Chilean National Economic Prosecutor’s Office (“FNE”) together with Delta Air Lines, Inc. and LATAM Airlines Group S.A. submitted to the Chilean Competition Court (“TDLC”), last August 17th, an out-of-court settlement containing a set of remedies offered jointly by the airlines to safeguard competition in the routes in which both companies operate, related to a series of agreements and links existing between them since 2019.
The out-of-court settlement contains several remedies as a result of Delta’s acquisition of a 20% minority ownership in the share capital of LATAM, of a strategic alliance or joint venture and certain code-share agreements for direct routes between the United States and Canada and between certain countries in South American and the United States, in addition to the access to LATAM’s financial information that could occur considering that Delta became an indirect creditor of LATAM in the context of the judicial process of voluntary reorganization of the latter and some of its affiliates under Chapter 11 of the US Bankruptcy Code.
During its investigation, the FNE found that the existence of these links agreements between Delta and LATAM have an impact on competition in the aviation industry, but that such impact is reduced since there is no overlap in non-stop flights between both airlines and, consequently, LATAM and Delta have mainly complementary routes. It is worth mentioning that overlaps in direct routes were the main competitive concern of the FNE in previous cases, such as the joint venture that LATAM intended to enter into with American Airlines, which was finally banned by the Supreme Court, accepting the FNE’s opposition, in May 2019.
Notwithstanding the foregoing, according to the FNE’s investigation, the links and agreements between Delta and LATAM could entail potential coordination risks, enabling the access and/or exchange of sensitive commercial information of the companies in the markets where LATAM competes with Delta or its partners.
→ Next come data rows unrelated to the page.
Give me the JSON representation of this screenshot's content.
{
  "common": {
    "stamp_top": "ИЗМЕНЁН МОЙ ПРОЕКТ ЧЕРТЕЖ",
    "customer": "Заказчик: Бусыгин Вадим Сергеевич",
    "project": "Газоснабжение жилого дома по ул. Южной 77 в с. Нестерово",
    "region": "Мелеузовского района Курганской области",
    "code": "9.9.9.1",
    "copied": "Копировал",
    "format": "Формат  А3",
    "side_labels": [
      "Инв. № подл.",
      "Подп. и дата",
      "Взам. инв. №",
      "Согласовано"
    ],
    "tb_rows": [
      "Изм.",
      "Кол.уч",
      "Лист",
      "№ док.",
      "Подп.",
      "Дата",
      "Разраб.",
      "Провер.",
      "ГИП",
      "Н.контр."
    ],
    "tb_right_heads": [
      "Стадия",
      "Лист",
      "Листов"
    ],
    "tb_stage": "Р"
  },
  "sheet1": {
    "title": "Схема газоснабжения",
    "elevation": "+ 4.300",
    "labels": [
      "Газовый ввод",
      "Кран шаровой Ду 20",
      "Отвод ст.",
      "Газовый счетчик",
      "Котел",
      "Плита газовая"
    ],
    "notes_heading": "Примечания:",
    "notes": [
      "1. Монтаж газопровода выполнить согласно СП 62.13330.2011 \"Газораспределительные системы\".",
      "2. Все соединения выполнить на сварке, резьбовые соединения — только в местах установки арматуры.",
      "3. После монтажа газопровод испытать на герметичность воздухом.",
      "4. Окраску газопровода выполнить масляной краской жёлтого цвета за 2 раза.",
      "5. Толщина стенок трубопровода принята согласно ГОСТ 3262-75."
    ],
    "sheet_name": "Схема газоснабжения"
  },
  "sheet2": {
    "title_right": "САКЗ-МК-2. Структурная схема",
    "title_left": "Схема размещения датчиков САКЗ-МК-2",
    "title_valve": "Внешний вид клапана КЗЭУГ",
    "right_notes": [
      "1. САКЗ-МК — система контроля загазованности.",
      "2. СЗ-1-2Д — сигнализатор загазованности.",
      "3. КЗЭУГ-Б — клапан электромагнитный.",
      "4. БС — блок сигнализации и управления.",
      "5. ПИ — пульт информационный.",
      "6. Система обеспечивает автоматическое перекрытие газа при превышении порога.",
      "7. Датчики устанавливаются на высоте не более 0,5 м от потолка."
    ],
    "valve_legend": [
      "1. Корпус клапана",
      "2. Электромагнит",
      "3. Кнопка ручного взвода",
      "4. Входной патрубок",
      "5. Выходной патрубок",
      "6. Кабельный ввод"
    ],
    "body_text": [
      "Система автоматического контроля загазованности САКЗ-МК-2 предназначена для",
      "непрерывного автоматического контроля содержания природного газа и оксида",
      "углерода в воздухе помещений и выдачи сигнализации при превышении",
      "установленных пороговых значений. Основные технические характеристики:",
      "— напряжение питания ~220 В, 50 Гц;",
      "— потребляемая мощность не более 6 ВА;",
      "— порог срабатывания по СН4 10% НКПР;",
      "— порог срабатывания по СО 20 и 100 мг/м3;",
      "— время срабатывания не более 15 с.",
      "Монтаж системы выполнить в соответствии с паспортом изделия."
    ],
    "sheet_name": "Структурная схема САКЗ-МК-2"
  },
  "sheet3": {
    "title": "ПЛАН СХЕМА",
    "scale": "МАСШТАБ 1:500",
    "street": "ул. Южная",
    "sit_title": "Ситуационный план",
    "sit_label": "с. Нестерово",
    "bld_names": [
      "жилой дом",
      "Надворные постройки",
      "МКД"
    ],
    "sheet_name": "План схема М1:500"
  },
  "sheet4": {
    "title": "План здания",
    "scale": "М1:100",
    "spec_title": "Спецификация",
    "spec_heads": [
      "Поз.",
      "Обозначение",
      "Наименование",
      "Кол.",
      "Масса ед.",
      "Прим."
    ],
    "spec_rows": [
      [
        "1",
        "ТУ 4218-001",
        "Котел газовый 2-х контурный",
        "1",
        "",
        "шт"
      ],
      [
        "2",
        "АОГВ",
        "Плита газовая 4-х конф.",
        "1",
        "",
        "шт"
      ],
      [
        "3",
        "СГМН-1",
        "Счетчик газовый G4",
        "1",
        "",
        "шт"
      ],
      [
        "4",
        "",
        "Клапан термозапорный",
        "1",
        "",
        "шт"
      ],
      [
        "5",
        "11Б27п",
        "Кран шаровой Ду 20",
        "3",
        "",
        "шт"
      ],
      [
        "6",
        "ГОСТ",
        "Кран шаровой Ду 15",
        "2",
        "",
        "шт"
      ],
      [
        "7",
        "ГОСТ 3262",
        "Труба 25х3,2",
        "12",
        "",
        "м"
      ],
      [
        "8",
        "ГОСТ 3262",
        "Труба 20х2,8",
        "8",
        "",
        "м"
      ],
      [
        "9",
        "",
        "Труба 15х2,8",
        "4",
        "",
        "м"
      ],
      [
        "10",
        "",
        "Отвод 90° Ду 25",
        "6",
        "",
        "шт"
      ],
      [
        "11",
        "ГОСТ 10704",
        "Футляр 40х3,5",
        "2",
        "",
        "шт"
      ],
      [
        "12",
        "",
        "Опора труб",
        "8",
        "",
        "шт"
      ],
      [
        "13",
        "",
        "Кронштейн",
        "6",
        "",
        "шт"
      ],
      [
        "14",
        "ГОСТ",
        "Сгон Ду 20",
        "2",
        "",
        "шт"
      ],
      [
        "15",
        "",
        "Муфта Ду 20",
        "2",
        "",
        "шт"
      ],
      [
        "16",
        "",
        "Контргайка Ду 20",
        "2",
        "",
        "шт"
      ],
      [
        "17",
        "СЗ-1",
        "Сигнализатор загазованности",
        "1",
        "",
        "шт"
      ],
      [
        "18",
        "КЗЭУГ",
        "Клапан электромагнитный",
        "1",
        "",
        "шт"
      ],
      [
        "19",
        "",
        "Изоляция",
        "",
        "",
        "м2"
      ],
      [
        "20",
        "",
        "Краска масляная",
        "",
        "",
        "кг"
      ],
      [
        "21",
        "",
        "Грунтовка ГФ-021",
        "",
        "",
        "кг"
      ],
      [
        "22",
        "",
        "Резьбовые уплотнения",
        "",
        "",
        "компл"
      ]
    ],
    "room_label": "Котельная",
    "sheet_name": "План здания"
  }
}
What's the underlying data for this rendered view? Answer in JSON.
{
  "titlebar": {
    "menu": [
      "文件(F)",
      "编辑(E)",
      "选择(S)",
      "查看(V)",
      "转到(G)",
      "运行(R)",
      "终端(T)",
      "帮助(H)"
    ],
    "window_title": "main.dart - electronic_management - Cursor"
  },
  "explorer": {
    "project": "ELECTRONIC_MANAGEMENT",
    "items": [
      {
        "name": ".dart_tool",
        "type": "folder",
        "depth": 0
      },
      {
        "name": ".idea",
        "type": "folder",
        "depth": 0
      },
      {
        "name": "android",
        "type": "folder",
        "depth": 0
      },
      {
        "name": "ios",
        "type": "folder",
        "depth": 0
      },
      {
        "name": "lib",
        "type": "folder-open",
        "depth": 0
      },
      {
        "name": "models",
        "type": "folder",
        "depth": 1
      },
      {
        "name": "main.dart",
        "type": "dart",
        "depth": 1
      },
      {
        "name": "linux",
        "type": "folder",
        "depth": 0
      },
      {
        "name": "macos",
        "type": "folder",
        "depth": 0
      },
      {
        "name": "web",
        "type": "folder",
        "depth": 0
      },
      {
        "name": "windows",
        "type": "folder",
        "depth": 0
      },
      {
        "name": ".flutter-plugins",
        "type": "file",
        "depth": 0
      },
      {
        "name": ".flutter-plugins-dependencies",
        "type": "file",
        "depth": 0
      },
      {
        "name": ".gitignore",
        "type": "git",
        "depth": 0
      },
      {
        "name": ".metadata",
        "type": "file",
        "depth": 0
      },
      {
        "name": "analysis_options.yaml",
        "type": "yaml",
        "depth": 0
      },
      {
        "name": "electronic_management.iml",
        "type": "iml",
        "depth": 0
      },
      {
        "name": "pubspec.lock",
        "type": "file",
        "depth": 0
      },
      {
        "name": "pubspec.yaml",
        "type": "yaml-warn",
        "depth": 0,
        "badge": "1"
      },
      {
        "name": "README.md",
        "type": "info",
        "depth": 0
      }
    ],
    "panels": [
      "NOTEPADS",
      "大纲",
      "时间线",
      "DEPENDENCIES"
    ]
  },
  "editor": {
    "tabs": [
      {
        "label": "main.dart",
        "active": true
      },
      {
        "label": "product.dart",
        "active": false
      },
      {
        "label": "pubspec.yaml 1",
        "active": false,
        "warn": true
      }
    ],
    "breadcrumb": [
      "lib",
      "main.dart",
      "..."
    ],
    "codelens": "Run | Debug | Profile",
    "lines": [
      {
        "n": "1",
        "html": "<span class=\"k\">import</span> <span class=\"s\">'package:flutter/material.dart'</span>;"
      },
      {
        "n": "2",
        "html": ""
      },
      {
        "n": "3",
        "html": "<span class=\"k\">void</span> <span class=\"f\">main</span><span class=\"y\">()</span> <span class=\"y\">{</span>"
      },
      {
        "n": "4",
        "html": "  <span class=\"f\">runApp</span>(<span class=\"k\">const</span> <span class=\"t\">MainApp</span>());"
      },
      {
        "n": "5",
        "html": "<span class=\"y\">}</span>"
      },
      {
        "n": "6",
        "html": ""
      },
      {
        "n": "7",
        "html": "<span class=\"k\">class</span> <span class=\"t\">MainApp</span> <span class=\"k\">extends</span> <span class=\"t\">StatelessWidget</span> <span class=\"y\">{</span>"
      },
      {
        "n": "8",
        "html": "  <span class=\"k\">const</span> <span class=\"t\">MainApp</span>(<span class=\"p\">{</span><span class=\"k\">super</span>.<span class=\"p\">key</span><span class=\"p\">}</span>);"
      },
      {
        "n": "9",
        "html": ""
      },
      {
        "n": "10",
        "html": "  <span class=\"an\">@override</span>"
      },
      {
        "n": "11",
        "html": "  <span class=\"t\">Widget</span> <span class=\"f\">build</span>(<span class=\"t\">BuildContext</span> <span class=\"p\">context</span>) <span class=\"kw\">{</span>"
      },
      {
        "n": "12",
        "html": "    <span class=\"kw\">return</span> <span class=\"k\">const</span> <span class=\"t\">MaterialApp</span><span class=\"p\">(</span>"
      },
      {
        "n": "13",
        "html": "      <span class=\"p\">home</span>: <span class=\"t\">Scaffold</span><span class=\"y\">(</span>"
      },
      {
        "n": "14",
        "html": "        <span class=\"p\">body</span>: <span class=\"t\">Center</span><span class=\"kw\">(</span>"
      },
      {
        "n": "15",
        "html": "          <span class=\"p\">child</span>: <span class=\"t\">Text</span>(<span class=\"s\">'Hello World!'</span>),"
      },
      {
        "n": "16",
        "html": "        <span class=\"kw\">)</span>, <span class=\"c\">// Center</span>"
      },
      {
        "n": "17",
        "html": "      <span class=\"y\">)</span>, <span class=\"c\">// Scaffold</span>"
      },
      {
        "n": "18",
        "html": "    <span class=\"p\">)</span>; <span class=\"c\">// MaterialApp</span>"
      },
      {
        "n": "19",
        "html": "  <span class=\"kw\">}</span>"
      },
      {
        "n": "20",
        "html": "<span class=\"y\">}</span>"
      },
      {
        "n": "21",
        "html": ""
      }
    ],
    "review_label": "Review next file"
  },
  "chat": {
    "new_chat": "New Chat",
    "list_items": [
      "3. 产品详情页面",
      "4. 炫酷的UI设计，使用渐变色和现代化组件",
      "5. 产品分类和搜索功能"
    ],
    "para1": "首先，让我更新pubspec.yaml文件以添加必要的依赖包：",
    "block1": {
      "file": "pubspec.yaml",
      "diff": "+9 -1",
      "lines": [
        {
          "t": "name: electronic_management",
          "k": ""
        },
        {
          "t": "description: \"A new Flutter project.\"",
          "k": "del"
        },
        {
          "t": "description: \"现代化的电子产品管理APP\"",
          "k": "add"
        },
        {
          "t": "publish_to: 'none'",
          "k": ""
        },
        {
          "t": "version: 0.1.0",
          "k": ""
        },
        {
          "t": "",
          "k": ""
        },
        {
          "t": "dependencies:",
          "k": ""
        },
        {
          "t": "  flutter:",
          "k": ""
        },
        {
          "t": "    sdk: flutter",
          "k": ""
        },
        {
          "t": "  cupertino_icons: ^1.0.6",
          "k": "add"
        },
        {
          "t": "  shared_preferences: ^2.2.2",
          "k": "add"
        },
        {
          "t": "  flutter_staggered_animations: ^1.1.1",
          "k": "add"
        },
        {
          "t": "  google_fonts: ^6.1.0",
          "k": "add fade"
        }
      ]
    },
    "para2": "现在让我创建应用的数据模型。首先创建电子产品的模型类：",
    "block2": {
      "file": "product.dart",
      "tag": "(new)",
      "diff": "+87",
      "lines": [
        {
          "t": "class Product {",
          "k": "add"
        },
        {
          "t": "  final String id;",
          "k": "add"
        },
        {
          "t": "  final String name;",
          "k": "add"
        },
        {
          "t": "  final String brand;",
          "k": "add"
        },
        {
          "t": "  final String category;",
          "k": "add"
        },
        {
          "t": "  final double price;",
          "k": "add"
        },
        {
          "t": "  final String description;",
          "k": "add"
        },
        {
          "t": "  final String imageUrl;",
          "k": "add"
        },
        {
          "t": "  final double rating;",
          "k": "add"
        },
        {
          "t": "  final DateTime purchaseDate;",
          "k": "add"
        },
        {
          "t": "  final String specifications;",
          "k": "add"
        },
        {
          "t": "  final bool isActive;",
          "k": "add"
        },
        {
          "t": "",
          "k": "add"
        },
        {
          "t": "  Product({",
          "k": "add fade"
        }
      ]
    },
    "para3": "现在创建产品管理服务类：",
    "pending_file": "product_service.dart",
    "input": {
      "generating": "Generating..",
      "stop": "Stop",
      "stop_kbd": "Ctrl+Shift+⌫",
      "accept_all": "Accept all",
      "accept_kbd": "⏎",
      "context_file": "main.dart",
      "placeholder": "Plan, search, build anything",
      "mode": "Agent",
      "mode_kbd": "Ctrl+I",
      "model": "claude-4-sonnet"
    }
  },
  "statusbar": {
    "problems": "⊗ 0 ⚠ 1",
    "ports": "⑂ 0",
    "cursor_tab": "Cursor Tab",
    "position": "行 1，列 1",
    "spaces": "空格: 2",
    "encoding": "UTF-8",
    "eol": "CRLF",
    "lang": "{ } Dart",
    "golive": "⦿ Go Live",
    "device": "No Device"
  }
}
These potential risks of coordination, if they materialize, could result in less intense competition between both companies, or directly facilitate coordination to increase prices for passengers on flights operated by them.
Moreover, the linkages and agreements could also involve certain unilateral risks that, if materialized, could result in price increase on the Santiago – Mexico City route.
The FNE believes that the measures contained in the out-of-court settlement filed before the TDLC are sufficient to mitigate the anticompetitive risks, allowing domestic passengers to benefit from lower prices and greater air connectivity.
The FNE considers that the measures adopted solve in a proportional, effective and suitable manner the competition concerns arising from the existing links and agreements between the parties, and that in addition, the FNE holds the view that these measures are feasible to implement, execute and monitor and in turn allow domestic passengers to benefit from lower fares and greater air connectivity.
Article 39 letter ñ) of DL 211 allows the FNE to enter into out-of-court settlements with companies under investigation, provided that such agreements safeguard competition in the markets.
Likewise, and specifically in relation to code-sharing agreements, by submitting the out-of-court agreement to the knowledge and approval of the TDLC, the FNE is complying with Condition VII of Resolution No. 37 of 2011, which approved the merger between LAN and TAM.
The out-of-court settlements must be approved by the TDLC, for which the parties must be summoned to a hearing which is currently pending.